Too Many Forms Open in Dynamics AX 2012

By Mark Nelson | June 11, 2015

In addition to RAM and CPU needs, Windows applications typically consume two types of limited system resources, USER and GDI objects. Windows limits the number of each object type that a process can own to 10,000. If that limit is reached, attempts to create new objects will fail and your application will likely crash.

To prevent Dynamics Ax 2012 from crashing when opening a form it checks the current number of objects it owns against the number of objects it is allowed to own. If it determines that the current usage is low enough it proceeds with opening the form, but if the number of available handles is too low the operation is canceled and the user is presented with this dialog.

Too Many Forms are Currently Open

What happens though if you see this dialog and you have no open forms?

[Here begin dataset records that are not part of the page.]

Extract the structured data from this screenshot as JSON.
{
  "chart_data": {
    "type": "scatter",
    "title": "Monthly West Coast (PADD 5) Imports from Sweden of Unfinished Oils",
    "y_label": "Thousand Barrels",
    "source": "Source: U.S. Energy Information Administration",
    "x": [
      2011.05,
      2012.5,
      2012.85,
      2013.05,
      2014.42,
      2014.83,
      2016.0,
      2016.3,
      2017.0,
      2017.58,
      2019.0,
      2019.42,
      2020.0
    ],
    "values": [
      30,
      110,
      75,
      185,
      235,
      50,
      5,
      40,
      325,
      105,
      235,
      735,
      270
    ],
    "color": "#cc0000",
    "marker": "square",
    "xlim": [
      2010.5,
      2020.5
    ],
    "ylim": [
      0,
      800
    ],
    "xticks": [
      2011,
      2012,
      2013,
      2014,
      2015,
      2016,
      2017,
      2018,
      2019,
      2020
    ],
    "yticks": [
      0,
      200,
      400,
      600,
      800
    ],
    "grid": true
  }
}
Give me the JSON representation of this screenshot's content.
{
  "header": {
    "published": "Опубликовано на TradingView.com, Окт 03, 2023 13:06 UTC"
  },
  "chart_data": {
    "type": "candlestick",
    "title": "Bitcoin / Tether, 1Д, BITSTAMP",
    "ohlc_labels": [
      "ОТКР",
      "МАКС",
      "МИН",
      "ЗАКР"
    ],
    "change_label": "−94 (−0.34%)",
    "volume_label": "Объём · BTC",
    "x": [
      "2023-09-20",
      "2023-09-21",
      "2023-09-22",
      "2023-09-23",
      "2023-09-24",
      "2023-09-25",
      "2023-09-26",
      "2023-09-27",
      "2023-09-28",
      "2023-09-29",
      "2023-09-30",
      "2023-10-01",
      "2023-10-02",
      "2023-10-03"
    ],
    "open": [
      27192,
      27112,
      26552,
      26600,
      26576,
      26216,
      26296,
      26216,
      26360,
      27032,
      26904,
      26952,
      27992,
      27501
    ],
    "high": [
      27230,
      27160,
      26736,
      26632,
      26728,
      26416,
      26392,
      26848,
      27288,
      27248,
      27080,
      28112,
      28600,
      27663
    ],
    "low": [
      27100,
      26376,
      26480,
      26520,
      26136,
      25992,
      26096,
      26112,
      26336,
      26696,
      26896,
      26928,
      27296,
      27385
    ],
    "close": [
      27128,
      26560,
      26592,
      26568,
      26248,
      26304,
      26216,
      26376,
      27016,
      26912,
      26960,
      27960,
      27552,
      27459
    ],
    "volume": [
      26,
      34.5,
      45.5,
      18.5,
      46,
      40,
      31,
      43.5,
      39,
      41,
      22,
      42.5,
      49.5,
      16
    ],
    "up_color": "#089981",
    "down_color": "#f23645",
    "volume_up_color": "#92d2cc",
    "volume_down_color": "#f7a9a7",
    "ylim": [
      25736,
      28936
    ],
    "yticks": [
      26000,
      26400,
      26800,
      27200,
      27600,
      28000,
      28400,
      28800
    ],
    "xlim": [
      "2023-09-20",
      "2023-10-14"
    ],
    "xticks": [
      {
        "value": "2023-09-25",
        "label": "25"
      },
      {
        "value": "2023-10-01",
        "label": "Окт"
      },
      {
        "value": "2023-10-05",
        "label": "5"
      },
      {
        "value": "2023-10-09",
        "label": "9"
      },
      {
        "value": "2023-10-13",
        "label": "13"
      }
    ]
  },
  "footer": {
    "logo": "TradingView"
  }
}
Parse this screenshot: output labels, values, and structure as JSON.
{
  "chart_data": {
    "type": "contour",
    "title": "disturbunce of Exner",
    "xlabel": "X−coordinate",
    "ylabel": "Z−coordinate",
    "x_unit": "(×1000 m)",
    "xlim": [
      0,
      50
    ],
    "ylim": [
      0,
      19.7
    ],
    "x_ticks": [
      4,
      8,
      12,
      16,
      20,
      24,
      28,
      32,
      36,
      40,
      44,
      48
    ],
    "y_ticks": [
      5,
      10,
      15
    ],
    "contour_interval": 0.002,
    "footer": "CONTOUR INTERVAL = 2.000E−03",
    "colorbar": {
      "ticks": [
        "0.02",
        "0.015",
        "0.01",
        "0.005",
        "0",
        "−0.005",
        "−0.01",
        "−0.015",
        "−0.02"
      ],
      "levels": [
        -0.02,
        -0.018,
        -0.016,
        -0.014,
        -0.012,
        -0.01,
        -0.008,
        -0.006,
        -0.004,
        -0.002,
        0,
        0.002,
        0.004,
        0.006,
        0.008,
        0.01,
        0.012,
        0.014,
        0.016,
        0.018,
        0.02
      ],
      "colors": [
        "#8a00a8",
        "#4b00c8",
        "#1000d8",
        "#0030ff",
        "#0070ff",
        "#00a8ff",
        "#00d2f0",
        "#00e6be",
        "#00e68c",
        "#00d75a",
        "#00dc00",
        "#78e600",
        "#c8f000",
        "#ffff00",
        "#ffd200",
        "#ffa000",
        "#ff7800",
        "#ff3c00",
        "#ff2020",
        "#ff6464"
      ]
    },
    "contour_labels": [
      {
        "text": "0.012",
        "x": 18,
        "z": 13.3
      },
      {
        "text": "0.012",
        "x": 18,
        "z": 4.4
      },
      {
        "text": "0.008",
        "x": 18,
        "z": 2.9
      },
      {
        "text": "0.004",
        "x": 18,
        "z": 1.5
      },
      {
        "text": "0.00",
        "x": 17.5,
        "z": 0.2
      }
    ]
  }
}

You could restart the application before proceeding, but where did those resources go? The answer lies in the address bar’s back button. The back button keeps track of the last 20 opened forms and allows you to navigate back to them either by clicking the back button or by choosing an entry from the drop down. The problem is that in order to navigate to a previous form, the Args object that was used to open that form must be preserved, and the caller value typically references the calling form. This means that the calling form is kept open by the navigation history even though it is no longer visible.

In CU9, the size of this history was reduced to 5 to help mitigate the issue. If you are on a prior version you can manually clear the history by choosing the bottom entry from the drop down and then navigating to an area or list page via the navigation pane. This will clear the history list, releasing those resources.